San Francisco Opera is clearly back in second place to the Metropolitan Opera budget-wise and we are on track to reclaim second place in terms of production quality and creativity. Night for night, I would like it to be said that we compete evenly with the Met, especially in terms of musical and vocal values and theatricality. We, however, will never have their huge production budget, stage size, or technical capabilities. Like Avis, we will always have to "try harder."
So apparently the productions will have the benefit of being both sparse and expensive. If the artistic quality of the Metropolitan Opera of the last decade is the goal of the company, San Francisco Opera is in more trouble than I imagined.
Later on we have his discussion of the company’s new production of Tannhäuser
starring Peter Seiffert and Petra Maria Schnitzer.
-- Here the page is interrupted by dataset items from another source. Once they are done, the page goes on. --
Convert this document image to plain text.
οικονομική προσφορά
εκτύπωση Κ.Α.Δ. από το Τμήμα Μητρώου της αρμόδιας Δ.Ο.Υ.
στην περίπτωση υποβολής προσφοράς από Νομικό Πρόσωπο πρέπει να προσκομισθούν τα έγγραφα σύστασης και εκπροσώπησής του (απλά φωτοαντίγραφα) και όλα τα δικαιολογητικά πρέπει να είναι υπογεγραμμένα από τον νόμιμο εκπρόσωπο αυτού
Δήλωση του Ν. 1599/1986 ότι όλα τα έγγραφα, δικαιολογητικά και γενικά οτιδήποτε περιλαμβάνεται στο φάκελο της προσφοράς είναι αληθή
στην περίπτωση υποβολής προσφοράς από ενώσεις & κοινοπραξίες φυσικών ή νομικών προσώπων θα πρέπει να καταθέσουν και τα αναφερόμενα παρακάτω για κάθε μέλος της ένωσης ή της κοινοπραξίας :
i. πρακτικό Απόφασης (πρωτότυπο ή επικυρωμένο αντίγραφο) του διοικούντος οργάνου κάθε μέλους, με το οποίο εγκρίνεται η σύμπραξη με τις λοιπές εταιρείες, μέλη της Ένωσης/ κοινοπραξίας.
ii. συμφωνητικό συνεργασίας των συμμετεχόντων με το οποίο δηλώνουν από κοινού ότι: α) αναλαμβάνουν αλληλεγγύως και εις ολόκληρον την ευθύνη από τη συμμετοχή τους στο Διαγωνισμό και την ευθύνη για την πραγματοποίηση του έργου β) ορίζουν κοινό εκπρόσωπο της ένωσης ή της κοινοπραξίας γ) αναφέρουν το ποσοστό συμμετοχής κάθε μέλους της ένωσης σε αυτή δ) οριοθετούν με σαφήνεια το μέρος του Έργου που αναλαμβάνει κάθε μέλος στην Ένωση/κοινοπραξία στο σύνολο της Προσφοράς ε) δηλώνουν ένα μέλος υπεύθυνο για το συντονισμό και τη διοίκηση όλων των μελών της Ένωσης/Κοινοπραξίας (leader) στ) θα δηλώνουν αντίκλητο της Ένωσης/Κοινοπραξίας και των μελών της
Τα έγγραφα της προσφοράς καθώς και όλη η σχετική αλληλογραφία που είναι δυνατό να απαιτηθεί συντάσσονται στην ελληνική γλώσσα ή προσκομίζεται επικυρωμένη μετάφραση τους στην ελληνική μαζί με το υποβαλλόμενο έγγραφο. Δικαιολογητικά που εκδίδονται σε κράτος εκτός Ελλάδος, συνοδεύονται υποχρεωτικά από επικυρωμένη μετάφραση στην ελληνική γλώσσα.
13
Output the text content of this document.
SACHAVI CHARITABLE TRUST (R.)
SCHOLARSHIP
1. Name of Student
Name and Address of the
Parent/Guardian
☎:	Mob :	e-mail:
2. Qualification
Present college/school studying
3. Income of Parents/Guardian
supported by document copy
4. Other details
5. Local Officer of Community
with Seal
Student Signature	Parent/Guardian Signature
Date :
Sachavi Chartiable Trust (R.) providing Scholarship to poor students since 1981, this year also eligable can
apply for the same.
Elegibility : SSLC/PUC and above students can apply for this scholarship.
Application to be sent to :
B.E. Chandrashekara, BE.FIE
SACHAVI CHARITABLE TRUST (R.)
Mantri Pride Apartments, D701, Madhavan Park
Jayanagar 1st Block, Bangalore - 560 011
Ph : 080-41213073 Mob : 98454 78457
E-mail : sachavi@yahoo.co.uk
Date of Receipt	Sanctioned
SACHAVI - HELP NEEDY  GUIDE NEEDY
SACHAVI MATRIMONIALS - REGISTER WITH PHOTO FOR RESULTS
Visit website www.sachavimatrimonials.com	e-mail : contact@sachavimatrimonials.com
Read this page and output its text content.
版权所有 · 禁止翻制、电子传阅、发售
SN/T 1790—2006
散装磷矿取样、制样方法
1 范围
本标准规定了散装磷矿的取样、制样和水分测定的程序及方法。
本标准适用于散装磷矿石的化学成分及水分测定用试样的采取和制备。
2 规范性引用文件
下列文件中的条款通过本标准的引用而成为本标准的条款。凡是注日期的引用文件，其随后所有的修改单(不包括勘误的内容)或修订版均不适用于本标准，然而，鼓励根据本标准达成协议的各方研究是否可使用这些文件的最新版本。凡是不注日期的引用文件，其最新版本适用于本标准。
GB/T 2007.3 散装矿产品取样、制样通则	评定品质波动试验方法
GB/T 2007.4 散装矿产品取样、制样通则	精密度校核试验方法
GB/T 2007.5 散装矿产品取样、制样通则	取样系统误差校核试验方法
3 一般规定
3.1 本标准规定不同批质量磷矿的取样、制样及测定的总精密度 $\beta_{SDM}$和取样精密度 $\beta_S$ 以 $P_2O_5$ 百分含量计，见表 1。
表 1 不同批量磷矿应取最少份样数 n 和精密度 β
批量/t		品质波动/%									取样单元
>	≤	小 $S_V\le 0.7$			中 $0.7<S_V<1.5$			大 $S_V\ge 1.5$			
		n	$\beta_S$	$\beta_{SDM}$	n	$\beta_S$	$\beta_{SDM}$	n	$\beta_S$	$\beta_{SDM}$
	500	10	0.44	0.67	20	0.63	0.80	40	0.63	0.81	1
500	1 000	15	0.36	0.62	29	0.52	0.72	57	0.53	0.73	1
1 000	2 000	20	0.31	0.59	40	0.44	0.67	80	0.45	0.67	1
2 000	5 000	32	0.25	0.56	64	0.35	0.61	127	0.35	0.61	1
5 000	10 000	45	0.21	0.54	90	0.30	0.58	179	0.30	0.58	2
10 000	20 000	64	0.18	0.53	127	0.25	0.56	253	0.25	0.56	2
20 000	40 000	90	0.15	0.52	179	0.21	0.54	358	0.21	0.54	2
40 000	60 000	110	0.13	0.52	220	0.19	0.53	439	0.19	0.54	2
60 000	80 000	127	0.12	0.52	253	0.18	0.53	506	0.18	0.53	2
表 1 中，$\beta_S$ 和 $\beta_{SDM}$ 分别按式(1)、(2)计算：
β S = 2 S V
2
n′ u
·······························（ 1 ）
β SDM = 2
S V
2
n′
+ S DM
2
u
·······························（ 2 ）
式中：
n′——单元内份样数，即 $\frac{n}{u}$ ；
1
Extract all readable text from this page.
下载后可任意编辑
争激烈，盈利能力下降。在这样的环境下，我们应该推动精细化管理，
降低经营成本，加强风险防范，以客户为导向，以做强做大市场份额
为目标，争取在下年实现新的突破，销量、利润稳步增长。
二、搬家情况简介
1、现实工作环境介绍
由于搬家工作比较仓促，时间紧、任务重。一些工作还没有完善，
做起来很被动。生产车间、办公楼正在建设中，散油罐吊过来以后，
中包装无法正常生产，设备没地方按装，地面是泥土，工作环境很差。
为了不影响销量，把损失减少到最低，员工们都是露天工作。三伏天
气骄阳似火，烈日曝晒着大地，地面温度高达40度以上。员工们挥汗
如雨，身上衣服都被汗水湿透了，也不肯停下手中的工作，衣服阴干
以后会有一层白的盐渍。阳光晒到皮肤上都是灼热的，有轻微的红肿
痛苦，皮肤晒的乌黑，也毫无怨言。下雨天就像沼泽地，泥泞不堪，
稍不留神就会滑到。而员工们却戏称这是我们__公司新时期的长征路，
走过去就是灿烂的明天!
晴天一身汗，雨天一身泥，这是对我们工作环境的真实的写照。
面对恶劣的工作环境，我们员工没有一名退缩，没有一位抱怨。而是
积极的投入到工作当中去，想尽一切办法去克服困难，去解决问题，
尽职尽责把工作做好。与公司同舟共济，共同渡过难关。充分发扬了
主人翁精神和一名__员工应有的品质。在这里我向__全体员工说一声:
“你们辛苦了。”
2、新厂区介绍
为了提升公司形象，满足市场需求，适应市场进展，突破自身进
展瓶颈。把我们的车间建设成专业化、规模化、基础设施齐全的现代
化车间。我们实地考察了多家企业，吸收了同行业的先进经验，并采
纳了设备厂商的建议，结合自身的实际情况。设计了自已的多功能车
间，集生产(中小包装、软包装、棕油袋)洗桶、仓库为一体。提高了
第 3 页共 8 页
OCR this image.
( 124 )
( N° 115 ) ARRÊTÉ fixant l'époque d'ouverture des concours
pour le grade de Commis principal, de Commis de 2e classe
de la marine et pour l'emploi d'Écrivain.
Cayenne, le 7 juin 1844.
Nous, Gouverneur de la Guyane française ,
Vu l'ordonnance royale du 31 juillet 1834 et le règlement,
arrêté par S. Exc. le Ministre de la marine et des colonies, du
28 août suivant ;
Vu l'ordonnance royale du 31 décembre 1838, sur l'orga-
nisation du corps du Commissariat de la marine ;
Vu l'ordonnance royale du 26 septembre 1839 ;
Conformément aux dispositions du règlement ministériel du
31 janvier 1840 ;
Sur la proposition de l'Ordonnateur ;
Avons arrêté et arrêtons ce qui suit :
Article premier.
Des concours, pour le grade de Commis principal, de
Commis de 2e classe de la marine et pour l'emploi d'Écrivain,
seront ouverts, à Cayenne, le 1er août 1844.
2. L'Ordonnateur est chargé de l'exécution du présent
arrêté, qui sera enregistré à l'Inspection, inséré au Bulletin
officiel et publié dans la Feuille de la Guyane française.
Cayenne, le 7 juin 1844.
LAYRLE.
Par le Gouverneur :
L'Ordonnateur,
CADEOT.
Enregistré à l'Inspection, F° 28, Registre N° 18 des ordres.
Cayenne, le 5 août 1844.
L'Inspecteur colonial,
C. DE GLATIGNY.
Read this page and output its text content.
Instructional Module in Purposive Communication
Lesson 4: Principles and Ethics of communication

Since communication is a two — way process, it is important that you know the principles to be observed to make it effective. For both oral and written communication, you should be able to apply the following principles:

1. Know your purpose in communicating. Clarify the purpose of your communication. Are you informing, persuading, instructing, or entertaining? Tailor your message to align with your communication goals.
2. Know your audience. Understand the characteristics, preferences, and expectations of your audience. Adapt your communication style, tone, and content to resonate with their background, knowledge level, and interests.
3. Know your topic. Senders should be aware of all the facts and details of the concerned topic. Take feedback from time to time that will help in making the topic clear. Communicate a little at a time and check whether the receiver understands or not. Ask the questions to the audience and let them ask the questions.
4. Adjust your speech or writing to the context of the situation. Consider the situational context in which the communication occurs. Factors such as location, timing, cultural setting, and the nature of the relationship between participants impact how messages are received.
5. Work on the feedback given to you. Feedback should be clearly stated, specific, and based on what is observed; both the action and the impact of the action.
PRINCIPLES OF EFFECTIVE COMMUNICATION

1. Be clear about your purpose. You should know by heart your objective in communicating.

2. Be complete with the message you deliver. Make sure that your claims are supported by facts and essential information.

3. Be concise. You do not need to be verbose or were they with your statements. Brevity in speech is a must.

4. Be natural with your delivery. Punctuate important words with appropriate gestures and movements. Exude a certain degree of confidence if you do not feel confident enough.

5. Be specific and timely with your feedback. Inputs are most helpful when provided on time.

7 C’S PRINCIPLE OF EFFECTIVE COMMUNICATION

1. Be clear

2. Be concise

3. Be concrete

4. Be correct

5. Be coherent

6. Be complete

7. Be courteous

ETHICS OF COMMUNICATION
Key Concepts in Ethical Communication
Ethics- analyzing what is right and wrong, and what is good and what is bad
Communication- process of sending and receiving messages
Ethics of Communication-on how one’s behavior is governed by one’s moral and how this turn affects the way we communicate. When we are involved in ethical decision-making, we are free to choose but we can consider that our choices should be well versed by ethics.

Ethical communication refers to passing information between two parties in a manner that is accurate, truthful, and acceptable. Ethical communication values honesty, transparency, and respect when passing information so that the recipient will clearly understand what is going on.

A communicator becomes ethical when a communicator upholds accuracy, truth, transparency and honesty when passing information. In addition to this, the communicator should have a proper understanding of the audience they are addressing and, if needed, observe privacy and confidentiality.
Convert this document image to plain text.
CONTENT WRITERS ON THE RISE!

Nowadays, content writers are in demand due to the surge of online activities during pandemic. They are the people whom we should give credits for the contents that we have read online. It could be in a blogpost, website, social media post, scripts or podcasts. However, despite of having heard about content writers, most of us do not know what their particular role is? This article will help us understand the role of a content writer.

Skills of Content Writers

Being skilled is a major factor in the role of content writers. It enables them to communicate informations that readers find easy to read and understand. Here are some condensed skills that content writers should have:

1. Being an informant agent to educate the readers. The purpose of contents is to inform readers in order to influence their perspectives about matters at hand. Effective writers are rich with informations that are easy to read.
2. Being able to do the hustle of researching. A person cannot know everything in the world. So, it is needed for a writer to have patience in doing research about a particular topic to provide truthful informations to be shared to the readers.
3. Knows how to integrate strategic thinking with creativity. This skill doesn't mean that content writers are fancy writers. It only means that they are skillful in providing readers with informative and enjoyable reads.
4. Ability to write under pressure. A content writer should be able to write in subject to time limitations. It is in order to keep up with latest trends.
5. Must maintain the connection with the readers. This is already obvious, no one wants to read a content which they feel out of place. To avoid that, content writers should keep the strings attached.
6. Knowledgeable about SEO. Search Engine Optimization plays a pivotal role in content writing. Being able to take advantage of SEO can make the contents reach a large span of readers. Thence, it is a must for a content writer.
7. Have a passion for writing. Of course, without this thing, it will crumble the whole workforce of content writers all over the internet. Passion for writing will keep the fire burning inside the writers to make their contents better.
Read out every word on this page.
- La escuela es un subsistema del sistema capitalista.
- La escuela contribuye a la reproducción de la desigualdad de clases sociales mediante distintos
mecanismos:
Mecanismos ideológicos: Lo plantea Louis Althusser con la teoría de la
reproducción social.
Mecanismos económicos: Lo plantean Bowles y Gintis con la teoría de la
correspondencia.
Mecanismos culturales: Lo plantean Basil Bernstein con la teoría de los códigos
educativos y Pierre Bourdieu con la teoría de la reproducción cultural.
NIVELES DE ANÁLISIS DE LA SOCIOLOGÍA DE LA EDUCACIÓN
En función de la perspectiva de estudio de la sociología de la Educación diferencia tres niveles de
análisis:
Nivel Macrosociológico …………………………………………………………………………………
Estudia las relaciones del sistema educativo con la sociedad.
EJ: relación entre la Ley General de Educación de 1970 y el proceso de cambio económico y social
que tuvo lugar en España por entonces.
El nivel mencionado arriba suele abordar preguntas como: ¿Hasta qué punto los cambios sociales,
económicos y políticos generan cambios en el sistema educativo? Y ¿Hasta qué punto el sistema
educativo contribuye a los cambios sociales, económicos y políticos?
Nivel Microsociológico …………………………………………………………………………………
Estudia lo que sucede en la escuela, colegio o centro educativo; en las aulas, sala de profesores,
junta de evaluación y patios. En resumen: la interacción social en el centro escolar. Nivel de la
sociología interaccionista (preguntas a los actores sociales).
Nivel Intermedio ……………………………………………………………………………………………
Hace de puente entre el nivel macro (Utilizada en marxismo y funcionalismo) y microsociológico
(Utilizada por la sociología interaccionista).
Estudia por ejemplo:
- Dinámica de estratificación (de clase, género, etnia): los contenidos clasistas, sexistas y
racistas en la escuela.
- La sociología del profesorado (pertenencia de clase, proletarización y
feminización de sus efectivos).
To wit:
It will also be my first new production as General Director, so how it is conceived and performed will show how I think about opera and what aspects about it I think are most important. … When I spoke to the brilliant and sometimes controversial British stage director Graham Vick, I told him that I wanted a production that was psychologically probing, but looked elegant and would be set "in period" with gorgeous Medieval costumes. "No, fedoras?" he asked. And I shook my head.
Thus with the bogeyman of the avant-garde European stage director firmly banished, the good citizens of San Francisco can now rest easy. What is the point of hiring a "sometimes controversial" director only to turn around and ask him or her specifically not to do that very thing. As much as everyone complains about the influence of a Hollywood mentality in opera elsewhere, it appears to have taken a firm hold in San Francisco. We in LA immediately recognize this flim-flam: give me something "fresh", just make it look like everything I'm already familiar with.
So apparently not only will the productions be expensive without appearing so, they will have the added benefit of being both pedestrian and uninspired. Gockley’s vision of the future is apparently rooted somewhere around 50 years ago. And I don’t know about you, but I think it’s going to take a little more than “elegance” to fill those seats. How about some heat and dazzle? Gockley has lined up some big stars this year, though. Good thing. It looks like he’ll need them since if you believe all his talk, there’ll be little else to look at.